Now, Saint Petersburg was a charnel house, and the surviving units of his fleet had been merged with that of the Confederation. Most of Saint Petersburg’s surviving population, those the Confederation had been able to evacuate, had been sent to the colony of Dobraya, where even now a massive industrialization program was underway to help build more ships that the Confederation needed to survive. 

“We could send in the entire fleet and every Marine, and still we would lose. The battle is not over, but it has already been decided.”

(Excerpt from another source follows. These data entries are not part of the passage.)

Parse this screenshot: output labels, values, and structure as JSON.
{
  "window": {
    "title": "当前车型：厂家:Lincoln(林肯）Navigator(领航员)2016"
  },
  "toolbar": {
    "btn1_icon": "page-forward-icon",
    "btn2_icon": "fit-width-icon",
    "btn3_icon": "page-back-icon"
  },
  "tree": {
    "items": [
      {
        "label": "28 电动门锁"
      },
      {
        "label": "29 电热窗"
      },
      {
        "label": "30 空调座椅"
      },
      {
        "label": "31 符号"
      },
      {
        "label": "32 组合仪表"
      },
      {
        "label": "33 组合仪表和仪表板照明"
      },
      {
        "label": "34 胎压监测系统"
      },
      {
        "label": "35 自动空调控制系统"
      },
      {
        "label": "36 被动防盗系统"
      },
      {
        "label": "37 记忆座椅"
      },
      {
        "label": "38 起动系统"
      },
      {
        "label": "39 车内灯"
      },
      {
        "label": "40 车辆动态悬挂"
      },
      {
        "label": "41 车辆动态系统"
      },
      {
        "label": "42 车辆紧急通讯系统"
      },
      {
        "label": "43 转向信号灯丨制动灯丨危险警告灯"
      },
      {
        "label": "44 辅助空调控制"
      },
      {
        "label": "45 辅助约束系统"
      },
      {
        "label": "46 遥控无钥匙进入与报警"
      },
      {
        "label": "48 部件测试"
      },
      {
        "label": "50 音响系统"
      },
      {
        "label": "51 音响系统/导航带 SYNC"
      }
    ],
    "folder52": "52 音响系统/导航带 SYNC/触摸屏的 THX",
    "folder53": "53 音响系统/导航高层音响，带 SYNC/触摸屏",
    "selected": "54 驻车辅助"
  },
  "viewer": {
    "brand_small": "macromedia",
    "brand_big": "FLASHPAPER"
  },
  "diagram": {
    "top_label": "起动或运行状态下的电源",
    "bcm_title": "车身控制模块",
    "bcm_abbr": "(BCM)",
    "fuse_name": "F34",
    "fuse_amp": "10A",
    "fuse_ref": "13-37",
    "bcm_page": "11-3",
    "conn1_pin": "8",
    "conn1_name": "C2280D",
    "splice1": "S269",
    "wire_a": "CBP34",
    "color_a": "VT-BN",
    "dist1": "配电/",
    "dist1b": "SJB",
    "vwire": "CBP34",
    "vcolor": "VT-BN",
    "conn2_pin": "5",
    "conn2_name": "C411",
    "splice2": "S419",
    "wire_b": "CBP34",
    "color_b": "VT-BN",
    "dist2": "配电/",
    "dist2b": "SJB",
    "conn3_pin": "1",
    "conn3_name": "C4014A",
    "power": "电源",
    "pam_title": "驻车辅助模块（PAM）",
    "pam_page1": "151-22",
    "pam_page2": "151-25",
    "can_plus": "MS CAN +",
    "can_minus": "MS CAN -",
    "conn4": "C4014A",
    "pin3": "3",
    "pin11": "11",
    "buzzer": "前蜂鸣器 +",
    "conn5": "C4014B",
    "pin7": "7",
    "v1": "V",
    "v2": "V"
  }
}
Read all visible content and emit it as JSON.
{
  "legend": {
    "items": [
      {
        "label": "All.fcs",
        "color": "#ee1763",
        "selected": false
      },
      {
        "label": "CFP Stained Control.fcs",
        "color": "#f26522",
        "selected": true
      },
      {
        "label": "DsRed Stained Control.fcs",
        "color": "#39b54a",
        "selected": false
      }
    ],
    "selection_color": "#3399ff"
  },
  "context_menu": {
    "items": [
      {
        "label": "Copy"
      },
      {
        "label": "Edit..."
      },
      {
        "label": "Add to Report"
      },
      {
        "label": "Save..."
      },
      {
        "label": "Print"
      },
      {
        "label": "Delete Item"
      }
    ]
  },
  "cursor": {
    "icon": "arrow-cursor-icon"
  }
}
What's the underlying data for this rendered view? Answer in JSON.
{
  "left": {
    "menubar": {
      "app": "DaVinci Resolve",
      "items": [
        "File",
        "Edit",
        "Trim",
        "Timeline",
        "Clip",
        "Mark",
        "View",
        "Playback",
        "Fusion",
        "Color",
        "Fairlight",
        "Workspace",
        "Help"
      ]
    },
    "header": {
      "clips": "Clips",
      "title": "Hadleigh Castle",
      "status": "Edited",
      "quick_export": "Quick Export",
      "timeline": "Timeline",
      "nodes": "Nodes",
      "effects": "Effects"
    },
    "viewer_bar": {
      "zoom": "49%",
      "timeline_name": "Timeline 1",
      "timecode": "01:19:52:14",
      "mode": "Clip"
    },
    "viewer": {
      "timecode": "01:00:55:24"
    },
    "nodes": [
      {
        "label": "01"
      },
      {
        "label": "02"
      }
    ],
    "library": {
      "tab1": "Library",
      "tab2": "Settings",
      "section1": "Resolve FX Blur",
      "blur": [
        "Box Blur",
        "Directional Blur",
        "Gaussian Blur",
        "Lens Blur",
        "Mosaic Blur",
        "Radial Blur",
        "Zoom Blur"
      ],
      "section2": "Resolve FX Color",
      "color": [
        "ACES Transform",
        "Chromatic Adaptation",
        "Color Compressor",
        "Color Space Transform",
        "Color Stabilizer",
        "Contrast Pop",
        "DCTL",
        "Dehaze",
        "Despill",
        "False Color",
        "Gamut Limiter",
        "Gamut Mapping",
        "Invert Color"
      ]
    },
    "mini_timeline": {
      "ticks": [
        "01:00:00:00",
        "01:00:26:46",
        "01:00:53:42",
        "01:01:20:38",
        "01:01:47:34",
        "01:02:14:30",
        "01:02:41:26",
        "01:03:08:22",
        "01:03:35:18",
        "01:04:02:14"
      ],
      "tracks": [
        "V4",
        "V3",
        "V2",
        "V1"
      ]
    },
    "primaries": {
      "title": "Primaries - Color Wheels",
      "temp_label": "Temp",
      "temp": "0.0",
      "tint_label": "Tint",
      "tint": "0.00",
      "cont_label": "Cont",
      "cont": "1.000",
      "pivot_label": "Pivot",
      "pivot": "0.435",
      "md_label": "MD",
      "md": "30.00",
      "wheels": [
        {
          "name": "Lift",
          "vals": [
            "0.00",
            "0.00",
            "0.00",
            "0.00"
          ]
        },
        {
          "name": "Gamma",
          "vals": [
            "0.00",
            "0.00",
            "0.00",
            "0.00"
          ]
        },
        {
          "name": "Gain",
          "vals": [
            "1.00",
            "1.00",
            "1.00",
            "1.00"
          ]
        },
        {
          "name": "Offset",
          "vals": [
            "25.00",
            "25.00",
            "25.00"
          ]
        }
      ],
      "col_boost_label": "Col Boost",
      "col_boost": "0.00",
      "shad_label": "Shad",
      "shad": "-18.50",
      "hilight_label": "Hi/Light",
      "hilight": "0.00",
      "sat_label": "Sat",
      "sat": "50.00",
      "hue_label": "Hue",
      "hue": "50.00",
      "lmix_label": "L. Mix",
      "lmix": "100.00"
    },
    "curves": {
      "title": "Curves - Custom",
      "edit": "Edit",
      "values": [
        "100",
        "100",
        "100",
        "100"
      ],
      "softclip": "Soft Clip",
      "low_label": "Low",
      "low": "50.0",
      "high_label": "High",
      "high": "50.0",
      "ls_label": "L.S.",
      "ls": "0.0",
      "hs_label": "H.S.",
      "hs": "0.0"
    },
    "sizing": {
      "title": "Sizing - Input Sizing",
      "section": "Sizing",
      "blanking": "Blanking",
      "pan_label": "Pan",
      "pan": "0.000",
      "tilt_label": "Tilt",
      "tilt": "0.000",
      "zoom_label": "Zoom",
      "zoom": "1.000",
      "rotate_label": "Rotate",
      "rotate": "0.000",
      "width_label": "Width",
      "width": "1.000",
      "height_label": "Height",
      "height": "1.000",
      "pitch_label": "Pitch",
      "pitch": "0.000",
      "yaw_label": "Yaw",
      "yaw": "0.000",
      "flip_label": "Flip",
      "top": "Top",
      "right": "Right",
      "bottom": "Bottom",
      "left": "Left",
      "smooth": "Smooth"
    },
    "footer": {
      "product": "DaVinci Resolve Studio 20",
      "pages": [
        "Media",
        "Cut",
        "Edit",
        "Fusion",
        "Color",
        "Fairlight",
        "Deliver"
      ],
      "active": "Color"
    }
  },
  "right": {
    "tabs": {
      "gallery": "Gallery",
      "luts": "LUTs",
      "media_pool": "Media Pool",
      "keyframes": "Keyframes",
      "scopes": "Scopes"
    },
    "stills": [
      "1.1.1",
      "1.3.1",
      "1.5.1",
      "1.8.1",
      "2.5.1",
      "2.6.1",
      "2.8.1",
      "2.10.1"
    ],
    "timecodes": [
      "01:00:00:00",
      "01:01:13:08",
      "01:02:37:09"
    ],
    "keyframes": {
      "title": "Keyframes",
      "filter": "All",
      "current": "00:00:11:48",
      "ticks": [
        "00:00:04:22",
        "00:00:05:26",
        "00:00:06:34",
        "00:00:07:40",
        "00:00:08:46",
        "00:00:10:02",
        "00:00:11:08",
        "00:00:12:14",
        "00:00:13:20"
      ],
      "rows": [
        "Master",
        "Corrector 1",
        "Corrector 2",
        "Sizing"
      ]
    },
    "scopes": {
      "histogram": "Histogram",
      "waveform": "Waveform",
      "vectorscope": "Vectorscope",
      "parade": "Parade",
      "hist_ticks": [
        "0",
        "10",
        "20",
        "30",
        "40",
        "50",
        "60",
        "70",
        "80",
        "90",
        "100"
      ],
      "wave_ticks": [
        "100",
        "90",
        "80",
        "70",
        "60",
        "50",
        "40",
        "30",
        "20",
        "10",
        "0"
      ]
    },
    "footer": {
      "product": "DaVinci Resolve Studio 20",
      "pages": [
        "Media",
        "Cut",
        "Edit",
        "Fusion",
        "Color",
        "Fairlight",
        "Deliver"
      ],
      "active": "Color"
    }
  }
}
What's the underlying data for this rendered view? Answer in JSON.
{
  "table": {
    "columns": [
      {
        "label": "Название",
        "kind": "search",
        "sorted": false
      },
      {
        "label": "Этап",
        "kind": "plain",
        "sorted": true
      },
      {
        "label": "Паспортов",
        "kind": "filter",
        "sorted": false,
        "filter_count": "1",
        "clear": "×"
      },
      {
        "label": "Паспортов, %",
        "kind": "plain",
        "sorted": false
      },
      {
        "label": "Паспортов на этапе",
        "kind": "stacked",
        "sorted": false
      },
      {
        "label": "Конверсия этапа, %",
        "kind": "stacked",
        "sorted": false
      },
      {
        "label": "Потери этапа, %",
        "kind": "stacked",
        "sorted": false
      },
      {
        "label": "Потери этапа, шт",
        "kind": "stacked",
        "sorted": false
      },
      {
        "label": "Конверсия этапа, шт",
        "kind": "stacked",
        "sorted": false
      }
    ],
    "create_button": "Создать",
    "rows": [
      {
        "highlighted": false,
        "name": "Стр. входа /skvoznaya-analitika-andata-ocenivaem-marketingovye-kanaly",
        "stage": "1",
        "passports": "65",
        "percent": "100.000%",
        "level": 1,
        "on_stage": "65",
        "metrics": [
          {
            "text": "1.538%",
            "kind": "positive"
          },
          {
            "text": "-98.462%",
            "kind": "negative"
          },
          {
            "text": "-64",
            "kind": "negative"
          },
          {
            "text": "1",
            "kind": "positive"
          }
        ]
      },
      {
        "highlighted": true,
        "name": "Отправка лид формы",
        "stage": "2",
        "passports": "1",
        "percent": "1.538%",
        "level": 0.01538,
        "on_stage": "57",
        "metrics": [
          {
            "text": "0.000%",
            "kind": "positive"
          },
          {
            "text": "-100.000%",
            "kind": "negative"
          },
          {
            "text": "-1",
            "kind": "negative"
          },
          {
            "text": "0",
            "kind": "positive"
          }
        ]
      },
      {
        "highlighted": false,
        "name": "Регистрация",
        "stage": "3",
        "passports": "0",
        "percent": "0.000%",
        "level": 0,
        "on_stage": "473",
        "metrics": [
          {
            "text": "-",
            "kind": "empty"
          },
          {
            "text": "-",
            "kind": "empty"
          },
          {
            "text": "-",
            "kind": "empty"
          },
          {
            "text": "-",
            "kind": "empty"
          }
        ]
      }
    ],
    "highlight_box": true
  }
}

Tiernan nodded, his expression grim. “The other larger colonies under attack are in similar straits. In a two years, if we can ramp up production of the new ship designs fast enough and expand the Marine Expeditionary Forces as rapidly as our plans are calling for, we could think about trying to take back a world like Saint Petersburg. Now...” He shook his head. “We had to choose a smaller colony that had not been completely overrun, did not have an enormous number of Kreelan warriors, and was still central enough to our primary fleet elements that we could mass an overwhelming number of ships quickly, get the job done, and then get them back on station as rapidly as possible. We’ve been waiting for this opportunity for months, and Alger’s World is it. We don’t expect that a victory there is really going to hurt the Kreelans in a strategic sense, but it will give us some good news to tell the people.”